If I could speak Thai, I wouldn't be asking on an expat forum

----------


## pescator

> Originally Posted by jaiyenyen
> 
> Set mai? = are you ready?
> 
> 
>  Not really. Are you ready would be more like 'Riep roy mai?' 
> 
> Set young/mai - have you finished yet.


Or: set rueyang. 
เสร็จหรือยัง

or: set laew rue.
เสร็จแล้วหรือ

----------


## azelea

are you ready พร้อมหรือยัง prom rue yang

----------


## kingwilly

erm, can anyone else answer this thread.

----------


## chitown

> Cheers Begbie.
> So, 
> Set mai? = are you ready?


Prom Mai? Are your ready?

----------


## Rural Surin

> Mai mee - fuck off.
> Mut lao - fuck off.


Yes, the vernacular is easier to digest.

----------


## English Noodles

> Set lao - ready...not finished. Usually refers to food but can also refer to a task.


It just means finished or ready.
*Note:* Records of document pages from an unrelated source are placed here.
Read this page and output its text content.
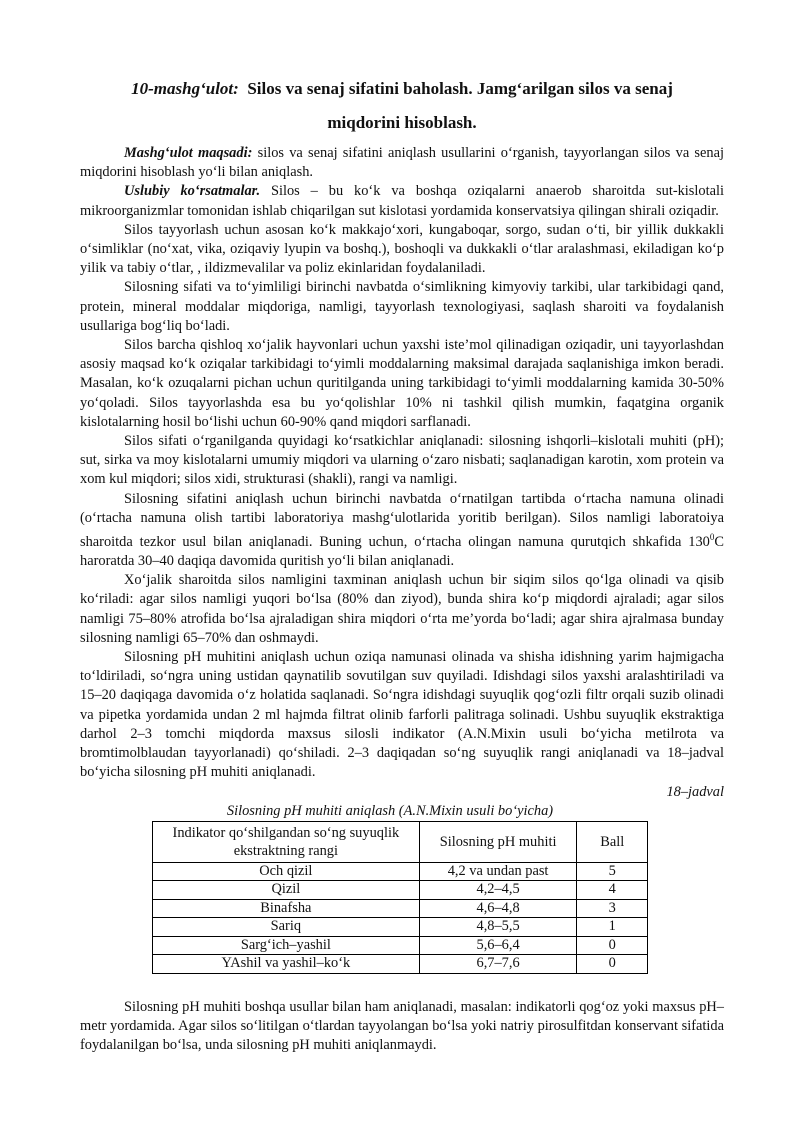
10-mashg‘ulot: Silos va senaj sifatini baholash. Jamg‘arilgan silos va senaj
miqdorini hisoblash.

Mashg‘ulot maqsadi: silos va senaj sifatini aniqlash usullarini o‘rganish, tayyorlangan silos va senaj miqdorini hisoblash yo‘li bilan aniqlash.

Uslubiy ko‘rsatmalar. Silos – bu ko‘k va boshqa oziqalarni anaerob sharoitda sut-kislotali mikroorganizmlar tomonidan ishlab chiqarilgan sut kislotasi yordamida konservatsiya qilingan shirali oziqadir.

Silos tayyorlash uchun asosan ko‘k makkajo‘xori, kungaboqar, sorgo, sudan o‘ti, bir yillik dukkakli o‘simliklar (no‘xat, vika, oziqaviy lyupin va boshq.), boshoqli va dukkakli o‘tlar aralashmasi, ekiladigan ko‘p yilik va tabiy o‘tlar, , ildizmevalilar va poliz ekinlaridan foydalaniladi.

Silosning sifati va to‘yimliligi birinchi navbatda o‘simlikning kimyoviy tarkibi, ular tarkibidagi qand, protein, mineral moddalar miqdoriga, namligi, tayyorlash texnologiyasi, saqlash sharoiti va foydalanish usullariga bog‘liq bo‘ladi.

Silos barcha qishloq xo‘jalik hayvonlari uchun yaxshi iste’mol qilinadigan oziqadir, uni tayyorlashdan asosiy maqsad ko‘k oziqalar tarkibidagi to‘yimli moddalarning maksimal darajada saqlanishiga imkon beradi. Masalan, ko‘k ozuqalarni pichan uchun quritilganda uning tarkibidagi to‘yimli moddalarning kamida 30-50% yo‘qoladi. Silos tayyorlashda esa bu yo‘qolishlar 10% ni tashkil qilish mumkin, faqatgina organik kislotalarning hosil bo‘lishi uchun 60-90% qand miqdori sarflanadi.

Silos sifati o‘rganilganda quyidagi ko‘rsatkichlar aniqlanadi: silosning ishqorli–kislotali muhiti (pH); sut, sirka va moy kislotalarni umumiy miqdori va ularning o‘zaro nisbati; saqlanadigan karotin, xom protein va xom kul miqdori; silos xidi, strukturasi (shakli), rangi va namligi.

Silosning sifatini aniqlash uchun birinchi navbatda o‘rnatilgan tartibda o‘rtacha namuna olinadi (o‘rtacha namuna olish tartibi laboratoriya mashg‘ulotlarida yoritib berilgan). Silos namligi laboratoiya sharoitda tezkor usul bilan aniqlanadi. Buning uchun, o‘rtacha olingan namuna qurutqich shkafida $130^0C$ haroratda 30–40 daqiqa davomida quritish yo‘li bilan aniqlanadi.

Xo‘jalik sharoitda silos namligini taxminan aniqlash uchun bir siqim silos qo‘lga olinadi va qisib ko‘riladi: agar silos namligi yuqori bo‘lsa (80% dan ziyod), bunda shira ko‘p miqdordi ajraladi; agar silos namligi 75–80% atrofida bo‘lsa ajraladigan shira miqdori o‘rta me’yorda bo‘ladi; agar shira ajralmasa bunday silosning namligi 65–70% dan oshmaydi.

Silosning pH muhitini aniqlash uchun oziqa namunasi olinada va shisha idishning yarim hajmigacha to‘ldiriladi, so‘ngra uning ustidan qaynatilib sovutilgan suv quyiladi. Idishdagi silos yaxshi aralashtiriladi va 15–20 daqiqaga davomida o‘z holatida saqlanadi. So‘ngra idishdagi suyuqlik qog‘ozli filtr orqali suzib olinadi va pipetka yordamida undan 2 ml hajmda filtrat olinib farforli palitraga solinadi. Ushbu suyuqlik ekstraktiga darhol 2–3 tomchi miqdorda maxsus silosli indikator (A.N.Mixin usuli bo‘yicha metilrota va bromtimolblaudan tayyorlanadi) qo‘shiladi. 2–3 daqiqadan so‘ng suyuqlik rangi aniqlanadi va 18–jadval bo‘yicha silosning pH muhiti aniqlanadi.

18–jadval
Silosning pH muhiti aniqlash (A.N.Mixin usuli bo‘yicha)
Indikator qo‘shilgandan so‘ng suyuqlik ekstraktning rangi	Silosning pH muhiti	Ball
Och qizil	4,2 va undan past	5
Qizil	4,2–4,5	4
Binafsha	4,6–4,8	3
Sariq	4,8–5,5	1
Sarg‘ich–yashil	5,6–6,4	0
YAshil va yashil–ko‘k	6,7–7,6	0

Silosning pH muhiti boshqa usullar bilan ham aniqlanadi, masalan: indikatorli qog‘oz yoki maxsus pH–metr yordamida. Agar silos so‘litilgan o‘tlardan tayyolangan bo‘lsa yoki natriy pirosulfitdan konservant sifatida foydalanilgan bo‘lsa, unda silosning pH muhiti aniqlanmaydi.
Certainly doesn't 'usually refer to food'. It has also more recently been highjacked by teen speak as referring to finishing oral sex. So if you are out and about and you say loudly to your wife 'set laeo' and a group of teenagers laugh, you will know why. :Smile:

----------


## expattaffy

> Originally Posted by sabaii sabaii
> 
> The argument stemmed from trying to buy Vodka at 7am from a guesthouse
> 
> 
> mot lao  = none left  
> 
> mai mee would mean they don't sell it ( or could not be arsed to look for any )


Well done, the best translation,as you say, if you want to buy whiskey from a shop and they never sell it then the reply will be Mai mee, if they do sell it but are sold out the reply will be mot low,ie none left:banhim1:

----------


## farrang

mai mee satang

----------


## Little Chuchok

> Set mai? = are you ready?



i tend to use the words "brace yourself sweetheart"

----------


## Begbie

> Originally Posted by Begbie
> 
> Set lao - ready...not finished. Usually refers to food but can also refer to a task.
> 
> 
> It just means finished or ready. Certainly doesn't 'usually refer to food'. It has also more recently been highjacked by teen speak as referring to finishing oral sex. So if you are out and about and you say loudly to your wife 'set laeo' and a group of teenagers laugh, you will know why.


 
If you mean finished in the case of the race is finished, then don't use this phrase. It means something has been made and is finished / ready. Asking teenagers for oral sex is outside of my comfort zone but "tam ngan bahn" covers the normal home duties.

----------